A Wee Vacation
I’m just back from a brief, ad-hoc Disney World trip. This week was going to be a stay-at-home vacation. I’m helping finance a place to live for my niece for her last semester at college, so until July I have no money for big vacation trips. But pity me not. I have no kids of my own so it isn’t like I’m mortgaging the house to put any through school. I’m just helping out. So this was going to be a staycation but I made the fatal mistake of checking the weather in Florida and then I was off. Spring was darn cold here in Charm City.

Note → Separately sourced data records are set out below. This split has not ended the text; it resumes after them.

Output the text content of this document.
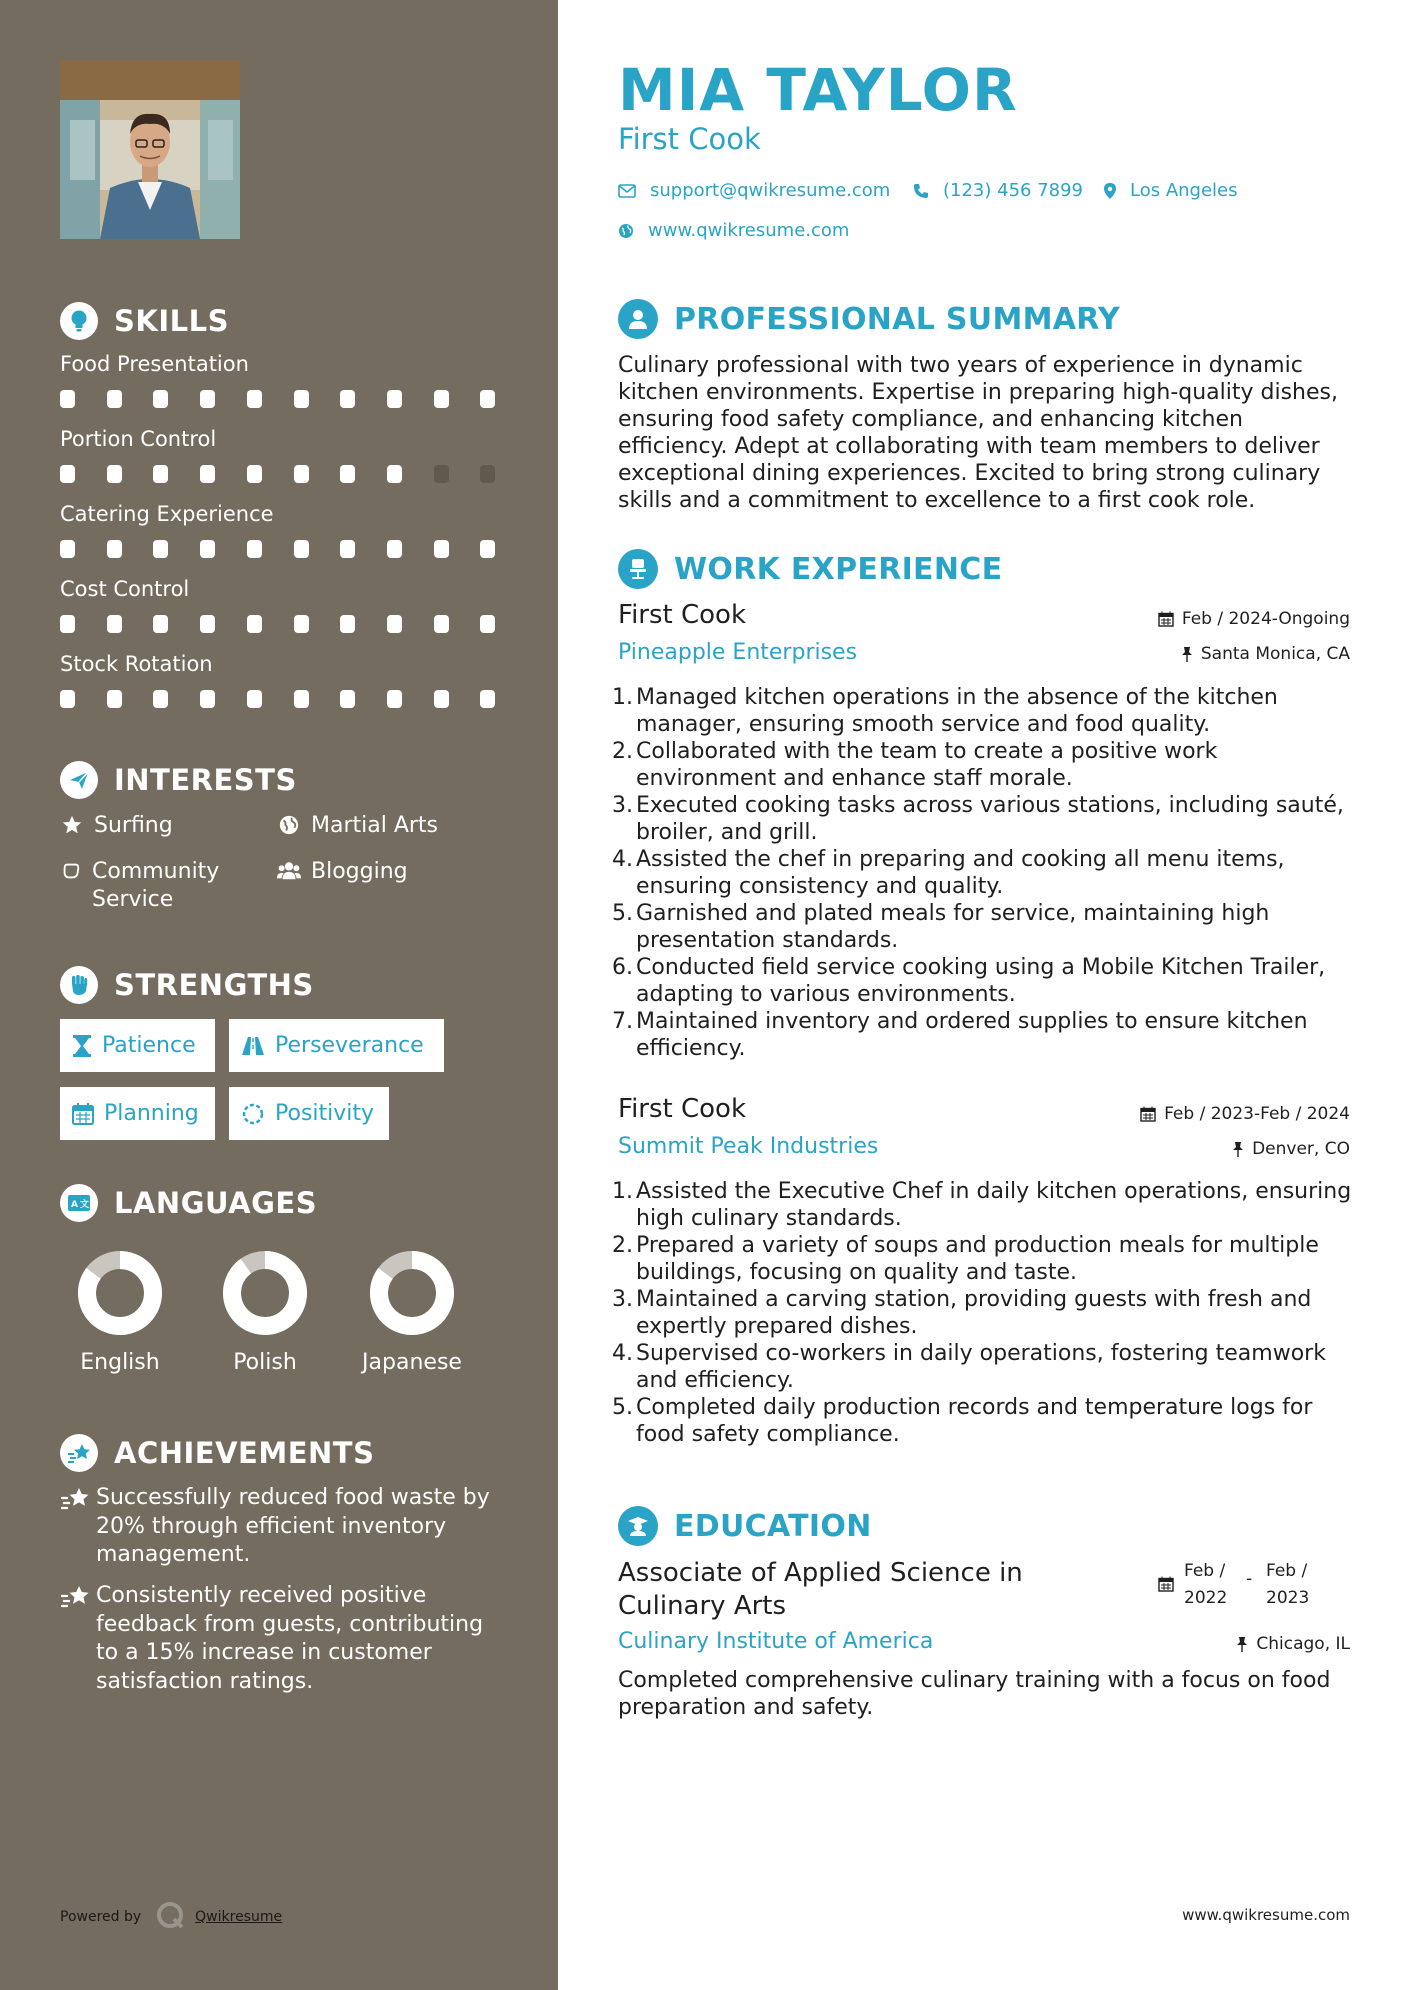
SKILLS
Food Presentation
Portion Control
Catering Experience
Cost Control
Stock Rotation
INTERESTS
Surfing	Martial Arts
Community Service
Blogging
STRENGTHS
Patience	Perseverance
Planning	Positivity
A 文 LANGUAGES
English	Polish	Japanese
ACHIEVEMENTS
Successfully reduced food waste by 20% through efficient inventory management.
Consistently received positive feedback from guests, contributing to a 15% increase in customer satisfaction ratings.
Powered by	Qwikresume
MIA TAYLOR
First Cook
support@qwikresume.com	(123) 456 7899	Los Angeles
www.qwikresume.com
PROFESSIONAL SUMMARY
Culinary professional with two years of experience in dynamic kitchen environments. Expertise in preparing high-quality dishes, ensuring food safety compliance, and enhancing kitchen efficiency. Adept at collaborating with team members to deliver exceptional dining experiences. Excited to bring strong culinary skills and a commitment to excellence to a first cook role.
WORK EXPERIENCE
First Cook	Feb / 2024-Ongoing
Pineapple Enterprises	Santa Monica, CA
Managed kitchen operations in the absence of the kitchen manager, ensuring smooth service and food quality.
Collaborated with the team to create a positive work environment and enhance staff morale.
Executed cooking tasks across various stations, including sauté, broiler, and grill.
Assisted the chef in preparing and cooking all menu items, ensuring consistency and quality.
Garnished and plated meals for service, maintaining high presentation standards.
Conducted field service cooking using a Mobile Kitchen Trailer, adapting to various environments.
Maintained inventory and ordered supplies to ensure kitchen efficiency.
First Cook	Feb / 2023-Feb / 2024
Summit Peak Industries	Denver, CO
Assisted the Executive Chef in daily kitchen operations, ensuring high culinary standards.
Prepared a variety of soups and production meals for multiple buildings, focusing on quality and taste.
Maintained a carving station, providing guests with fresh and expertly prepared dishes.
Supervised co-workers in daily operations, fostering teamwork and efficiency.
Completed daily production records and temperature logs for food safety compliance.
EDUCATION
Associate of Applied Science in Culinary Arts
Feb /
2022
- Feb /
2023
Culinary Institute of America	Chicago, IL
Completed comprehensive culinary training with a focus on food preparation and safety.
www.qwikresume.com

I had to do it on the cheap. But I had some advantages. First, I have an annual pass. So I didn’t need to have spare cash for tickets into the parks. Then, passholders get discount offers. So I hit the Disney web site and looked in the passholder’s section to see if there were any specials. There were. I got a really nice price on one of their “value hotels” for three nights. Then I had just over a hundred bucks worth of reward points on my Disney card, which paid for half my eats and drinks in the parks for two and a half days. Then I had accumulated enough Holiday Inn reward points for one free night, so that helped out with motel charges on the trip down and back.

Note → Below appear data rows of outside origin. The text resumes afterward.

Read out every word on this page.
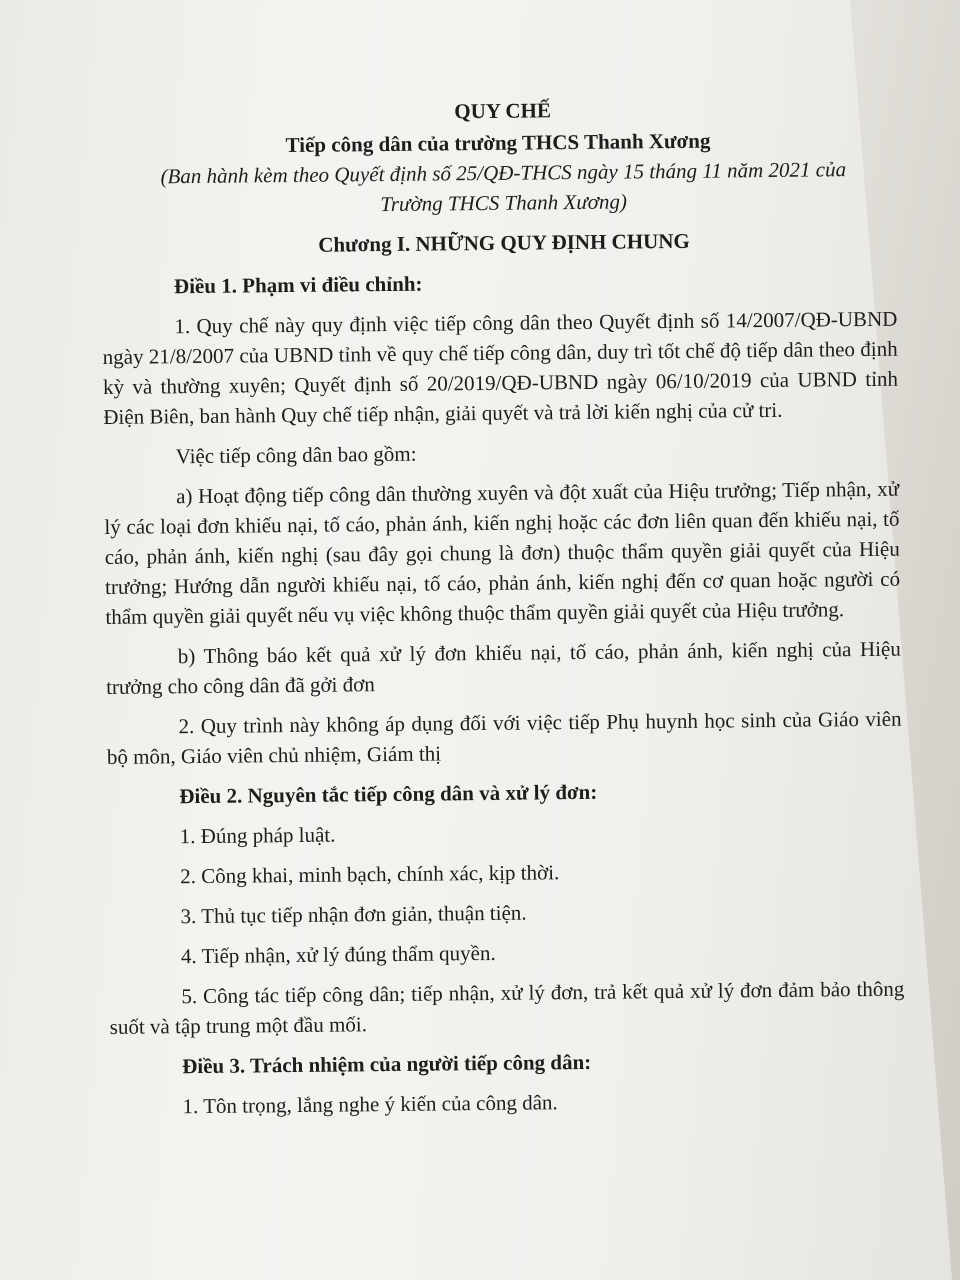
QUY CHẾ
Tiếp công dân của trường THCS Thanh Xương
(Ban hành kèm theo Quyết định số 25/QĐ-THCS ngày 15 tháng 11 năm 2021 của Trường THCS Thanh Xương)
Chương I. NHỮNG QUY ĐỊNH CHUNG
Điều 1. Phạm vi điều chỉnh:

1. Quy chế này quy định việc tiếp công dân theo Quyết định số 14/2007/QĐ-UBND ngày 21/8/2007 của UBND tỉnh về quy chế tiếp công dân, duy trì tốt chế độ tiếp dân theo định kỳ và thường xuyên; Quyết định số 20/2019/QĐ-UBND ngày 06/10/2019 của UBND tỉnh Điện Biên, ban hành Quy chế tiếp nhận, giải quyết và trả lời kiến nghị của cử tri.

Việc tiếp công dân bao gồm:

a) Hoạt động tiếp công dân thường xuyên và đột xuất của Hiệu trưởng; Tiếp nhận, xử lý các loại đơn khiếu nại, tố cáo, phản ánh, kiến nghị hoặc các đơn liên quan đến khiếu nại, tố cáo, phản ánh, kiến nghị (sau đây gọi chung là đơn) thuộc thẩm quyền giải quyết của Hiệu trưởng; Hướng dẫn người khiếu nại, tố cáo, phản ánh, kiến nghị đến cơ quan hoặc người có thẩm quyền giải quyết nếu vụ việc không thuộc thẩm quyền giải quyết của Hiệu trưởng.

b) Thông báo kết quả xử lý đơn khiếu nại, tố cáo, phản ánh, kiến nghị của Hiệu trưởng cho công dân đã gởi đơn

2. Quy trình này không áp dụng đối với việc tiếp Phụ huynh học sinh của Giáo viên bộ môn, Giáo viên chủ nhiệm, Giám thị

Điều 2. Nguyên tắc tiếp công dân và xử lý đơn:

1. Đúng pháp luật.

2. Công khai, minh bạch, chính xác, kịp thời.

3. Thủ tục tiếp nhận đơn giản, thuận tiện.

4. Tiếp nhận, xử lý đúng thẩm quyền.

5. Công tác tiếp công dân; tiếp nhận, xử lý đơn, trả kết quả xử lý đơn đảm bảo thông suốt và tập trung một đầu mối.

Điều 3. Trách nhiệm của người tiếp công dân:

1. Tôn trọng, lắng nghe ý kiến của công dân.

And then…there is my Mercedes diesel. Here’s a few notes from my trip computer, plus fuel chits. This was from Baltimore City to Walt Disney World and back.
Miles: 1980
Hours (actually driving the car): 32.34
MPH (average): 61
MPG (average): 40.1
That’s a tad over forty miles per gallon in a mid-sized German luxury sedan, and this trip my trip computer registered the best mileage ever, on the stretch from Baltimore to Richmond, Virginia: 44.9. Once I got on the higher speed limit stretches of I-95 my mileage went down a tad. But still. Forty miles per gallon in a car as big and nice as a Mercedes-Benz ‘E’ class is not bad.
Total cost of diesel fuel: $195.57. That’s the highway trip plus farting around in Disney World. The annual pass gets you free parking at all the parks, so having the car with me means I can go when and where I want and it’s not an extra expense. I started out from Baltimore on a full tank. Just over the South Carolina border is Dillon. In Dillon they have the best prices on diesel on I-95 between Baltimore and Key West. Half a tank gets me from Baltimore to Dillon. Another 2/3 tank gets me to Disney World. There are reasonably priced Hess stations in the park, one of which (the one on the way out of Magic Kingdom) sells diesel. So I fill up before coming back, hit Dillon again, and that gets me home.
Even though you don’t have to stop as often for fuel, when it’s bug season you still have to pull up to the pumps just as often to clean off your windshield. But that’s fine because it’s good to take a break. I have a Flying-J loyalty card that gets me breaks on coffee and snacks. So whenever I have to make a Clean The Glass stop I refill my coffee mug and hit the bathrooms, which are usually cleaner at the Flying-J travel plazas than the highway rest stops are.
So a short trip to Walt Disney World was do-able. And now that I’m back and all the housework I’d been planning to do with my stay-at-home vacation is still staring me in the face it was worth it. Sometime later this summer, after my niece graduates, I’ll do a longer stay at a nicer in park hotel. It’ll be dead of summer then…just right for fun in the water parks.